The Linux Foundation’s umbrella foundation for big data and AI projects, LF AI & Data, has announced LinkedIn’s open source feature store, known as Feathr.
To manage and serve features utilized in its machine learning applications, Feathr was initially created by LinkedIn. Feathr automates and standardizes the interaction with the data type, which is used in both the training and inference phases of machine learning, instead of manually working with features as part of a specific data pipeline.
It was founded to improve machine learning programs’ performance, accuracy, and consistency. Users can now access data features “by name” from within ML processes by declaring them once in a shared feature namespace.
By enabling the usage of the same features across different ML programs, productivity and accuracy are improved. In addition, feature stores offer a more repeatable technique for converting source data into features (which is something not found in all feature stores), and by centralizing the storage and serving of features, they improve the performance of ML serving at the inference stage.
Since Feathr was introduced in 2017, more people are using the program. The feature store is currently being used by the social media giant to track thousands of features, according to LinkedIn.
“It has reduced the engineering time required for adding and experimenting with new features from weeks to days,” LinkedIn data infrastructure engineer Hangfei Lin writes in a blog post today. “It’s also performed up to 50% faster than the custom feature processing pipelines that it replaced.”
This April, LinkedIn made the code for Feathr available to the public under an Apache 2.0 license, making it the first time the general public has used the open source feature store. Since then, the project “has achieved substantial popularity among the machine learning operations (MLOps) community” and is being adopted by companies across multiple industries, Lin writes.
LinkedIn is adding greater control to the open source project by donating Feathr to The Linux Foundation’s LF AI & Data group. This should help the project draw in more users and contributors.
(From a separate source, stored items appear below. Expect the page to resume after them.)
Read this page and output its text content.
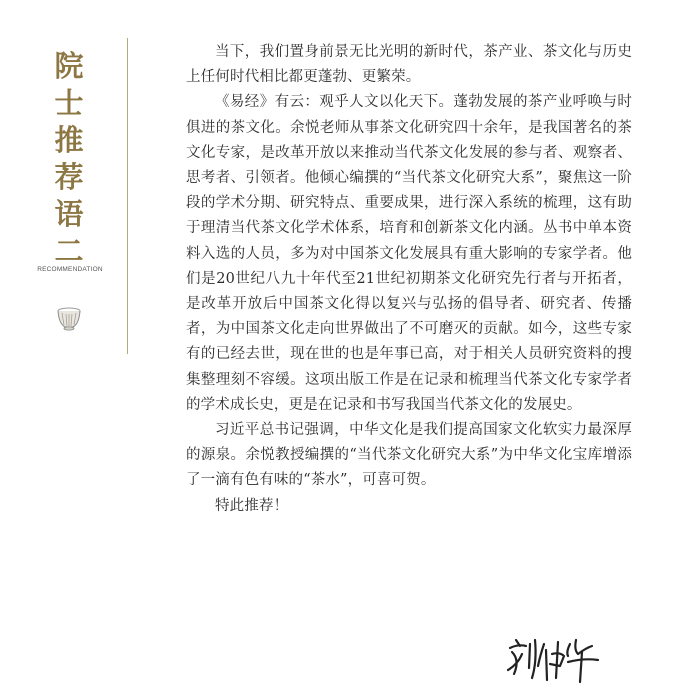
院
士
推
荐
语
二
RECOMMENDATION

当下，我们置身前景无比光明的新时代，茶产业、茶文化与历史上任何时代相比都更蓬勃、更繁荣。

《易经》有云：观乎人文以化天下。蓬勃发展的茶产业呼唤与时俱进的茶文化。余悦老师从事茶文化研究四十余年，是我国著名的茶文化专家，是改革开放以来推动当代茶文化发展的参与者、观察者、思考者、引领者。他倾心编撰的“当代茶文化研究大系”，聚焦这一阶段的学术分期、研究特点、重要成果，进行深入系统的梳理，这有助于理清当代茶文化学术体系，培育和创新茶文化内涵。丛书中单本资料入选的人员，多为对中国茶文化发展具有重大影响的专家学者。他们是20世纪八九十年代至21世纪初期茶文化研究先行者与开拓者，是改革开放后中国茶文化得以复兴与弘扬的倡导者、研究者、传播者，为中国茶文化走向世界做出了不可磨灭的贡献。如今，这些专家有的已经去世，现在世的也是年事已高，对于相关人员研究资料的搜集整理刻不容缓。这项出版工作是在记录和梳理当代茶文化专家学者的学术成长史，更是在记录和书写我国当代茶文化的发展史。

习近平总书记强调，中华文化是我们提高国家文化软实力最深厚的源泉。余悦教授编撰的“当代茶文化研究大系”为中华文化宝库增添了一滴有色有味的“茶水”，可喜可贺。

特此推荐！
“We’re excited to welcome Feathr to LF AI & Data and for it to be part of our technical project portfolio (41 projects and growing) with over 17K developers,” Dr. Ibrahim Haddad, the general manager of LF AI & Data, said in a press statement. “We aim to support Feathr to expand its user base, grow its community of developers, become a leader within its category, and enable collaboration and integration opportunities with other projects. We look forward to the project’s continued growth and success as part of LF AI & Data.”
Another character in the Feathr story is Microsoft (LinkedIn is owned by Microsoft). Lin claims that to make sure Feathr functions properly on Azure and is connected with other Azure products and projects, LinkedIn developers collaborated with their Microsoft Azure colleagues.
Feathr now supports Apache Spark, Juypter, Azure BLOB Storage, HDFS, Snowflake, Databricks Delta Tables, and SQL Server, according to this blog post on the Azure website. In April, Microsoft took part in the open-sourcing of Feathr as well.